Este poderia muito bem ser o slogan. Primeiro, porque O Jogador é o neoclássico absoluto do gênero policial-noir-dentro-do-mundo-de-sonhos-de-Los-Angeles, coisa bem popular na Era de Ouro, e que rendeu tanto filmes fundamentadores de estilo quanto rasgadores de conceitos – que hora ou outra são evocados de alguma forma pelo roteiro, seja em referências, seja por um simples cartaz que prenuncia a próxima seqüência, seu tom e importância dentro da narrativa, definindo o rumo que a estória vai tomar.

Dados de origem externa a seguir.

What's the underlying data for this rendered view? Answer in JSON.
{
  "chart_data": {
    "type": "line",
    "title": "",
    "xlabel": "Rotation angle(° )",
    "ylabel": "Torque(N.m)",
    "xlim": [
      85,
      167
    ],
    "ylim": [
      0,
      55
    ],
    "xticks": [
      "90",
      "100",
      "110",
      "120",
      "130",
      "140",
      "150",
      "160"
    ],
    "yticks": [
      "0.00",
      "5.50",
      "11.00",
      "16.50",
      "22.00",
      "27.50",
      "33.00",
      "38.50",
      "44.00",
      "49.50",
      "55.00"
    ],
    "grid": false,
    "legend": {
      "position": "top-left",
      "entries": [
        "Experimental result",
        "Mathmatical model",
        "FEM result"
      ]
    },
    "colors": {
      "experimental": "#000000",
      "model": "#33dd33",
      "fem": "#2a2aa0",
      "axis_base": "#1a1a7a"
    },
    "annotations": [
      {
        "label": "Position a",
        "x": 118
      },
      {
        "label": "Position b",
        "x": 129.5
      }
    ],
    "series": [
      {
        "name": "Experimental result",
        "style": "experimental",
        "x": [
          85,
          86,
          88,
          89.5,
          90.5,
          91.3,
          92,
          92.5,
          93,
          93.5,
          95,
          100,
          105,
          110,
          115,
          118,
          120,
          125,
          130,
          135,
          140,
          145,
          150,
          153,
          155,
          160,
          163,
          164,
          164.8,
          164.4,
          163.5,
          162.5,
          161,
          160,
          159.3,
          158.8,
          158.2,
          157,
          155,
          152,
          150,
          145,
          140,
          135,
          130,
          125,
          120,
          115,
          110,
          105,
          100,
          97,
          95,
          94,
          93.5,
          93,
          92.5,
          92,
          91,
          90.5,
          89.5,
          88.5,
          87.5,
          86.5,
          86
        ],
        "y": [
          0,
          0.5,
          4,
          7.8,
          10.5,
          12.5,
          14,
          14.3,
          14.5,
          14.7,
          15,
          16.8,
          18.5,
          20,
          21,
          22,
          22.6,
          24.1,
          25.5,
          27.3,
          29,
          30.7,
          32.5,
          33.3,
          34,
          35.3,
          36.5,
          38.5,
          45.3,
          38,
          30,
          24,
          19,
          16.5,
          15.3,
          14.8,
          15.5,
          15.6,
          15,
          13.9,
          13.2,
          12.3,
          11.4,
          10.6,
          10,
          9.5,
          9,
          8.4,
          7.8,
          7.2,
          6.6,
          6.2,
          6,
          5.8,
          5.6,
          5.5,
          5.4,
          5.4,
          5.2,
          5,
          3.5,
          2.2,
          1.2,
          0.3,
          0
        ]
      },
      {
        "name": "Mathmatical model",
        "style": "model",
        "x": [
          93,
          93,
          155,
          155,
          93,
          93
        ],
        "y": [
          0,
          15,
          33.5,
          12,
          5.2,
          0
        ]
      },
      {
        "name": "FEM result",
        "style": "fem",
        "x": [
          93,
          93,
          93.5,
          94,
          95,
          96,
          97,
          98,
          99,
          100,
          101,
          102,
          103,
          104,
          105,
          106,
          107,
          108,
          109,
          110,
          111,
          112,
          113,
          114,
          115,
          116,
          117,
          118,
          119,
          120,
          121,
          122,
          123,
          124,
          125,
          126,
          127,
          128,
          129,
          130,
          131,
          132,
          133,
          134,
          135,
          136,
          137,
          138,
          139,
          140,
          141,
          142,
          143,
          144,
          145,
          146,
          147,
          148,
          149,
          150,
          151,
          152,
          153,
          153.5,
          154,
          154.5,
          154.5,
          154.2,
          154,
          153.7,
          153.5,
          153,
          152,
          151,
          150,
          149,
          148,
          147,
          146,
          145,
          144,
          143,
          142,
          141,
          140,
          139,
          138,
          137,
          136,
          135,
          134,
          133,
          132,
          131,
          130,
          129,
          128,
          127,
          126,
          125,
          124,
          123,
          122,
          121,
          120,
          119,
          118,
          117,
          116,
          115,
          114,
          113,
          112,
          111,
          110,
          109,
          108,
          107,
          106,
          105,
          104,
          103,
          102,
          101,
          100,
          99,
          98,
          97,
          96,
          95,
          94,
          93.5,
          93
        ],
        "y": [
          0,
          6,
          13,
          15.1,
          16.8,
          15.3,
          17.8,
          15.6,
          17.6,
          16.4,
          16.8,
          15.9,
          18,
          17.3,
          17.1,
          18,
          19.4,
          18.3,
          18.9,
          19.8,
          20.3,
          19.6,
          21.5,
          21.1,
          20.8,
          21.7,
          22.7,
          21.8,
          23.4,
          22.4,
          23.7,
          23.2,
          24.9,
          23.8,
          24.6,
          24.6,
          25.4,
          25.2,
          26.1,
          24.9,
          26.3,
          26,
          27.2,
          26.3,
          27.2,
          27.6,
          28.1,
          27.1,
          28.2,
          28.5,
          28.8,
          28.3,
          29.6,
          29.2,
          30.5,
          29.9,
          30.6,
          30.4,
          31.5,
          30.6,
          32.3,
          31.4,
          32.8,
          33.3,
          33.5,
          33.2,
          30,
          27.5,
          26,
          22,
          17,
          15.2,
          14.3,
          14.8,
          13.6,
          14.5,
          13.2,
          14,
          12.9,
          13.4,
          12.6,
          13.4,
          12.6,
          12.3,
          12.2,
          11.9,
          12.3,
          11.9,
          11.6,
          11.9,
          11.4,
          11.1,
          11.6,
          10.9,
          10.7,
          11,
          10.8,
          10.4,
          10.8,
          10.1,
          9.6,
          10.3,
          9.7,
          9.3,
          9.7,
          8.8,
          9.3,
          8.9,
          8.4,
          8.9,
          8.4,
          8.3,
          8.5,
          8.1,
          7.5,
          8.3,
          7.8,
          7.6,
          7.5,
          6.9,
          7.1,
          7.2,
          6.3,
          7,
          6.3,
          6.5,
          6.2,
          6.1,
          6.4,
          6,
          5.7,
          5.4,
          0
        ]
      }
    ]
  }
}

Segundo, porque O Jogador vive completamente sufocado pelo submundo desglamourizado do universo do cinema, recheado de canastrice, hipocrisia e sarcasticidade por todos os cantos, salas e ruas – sempre um tom acima do “normal”, genialmente alcançado pelo Altman. É um mar de referências, citações, atores interpretando a eles mesmos de cena em cena e etc – sem contar que a metalinguagem teve poucas chances de ser tão bem utilizada como neste final recheado de [auto]ironia, com direito a aparição surpresa e hilariante de Bruce Willis e um encerramento que comprova a rara sutilidade do diretor em brincar com seu próprio cinema.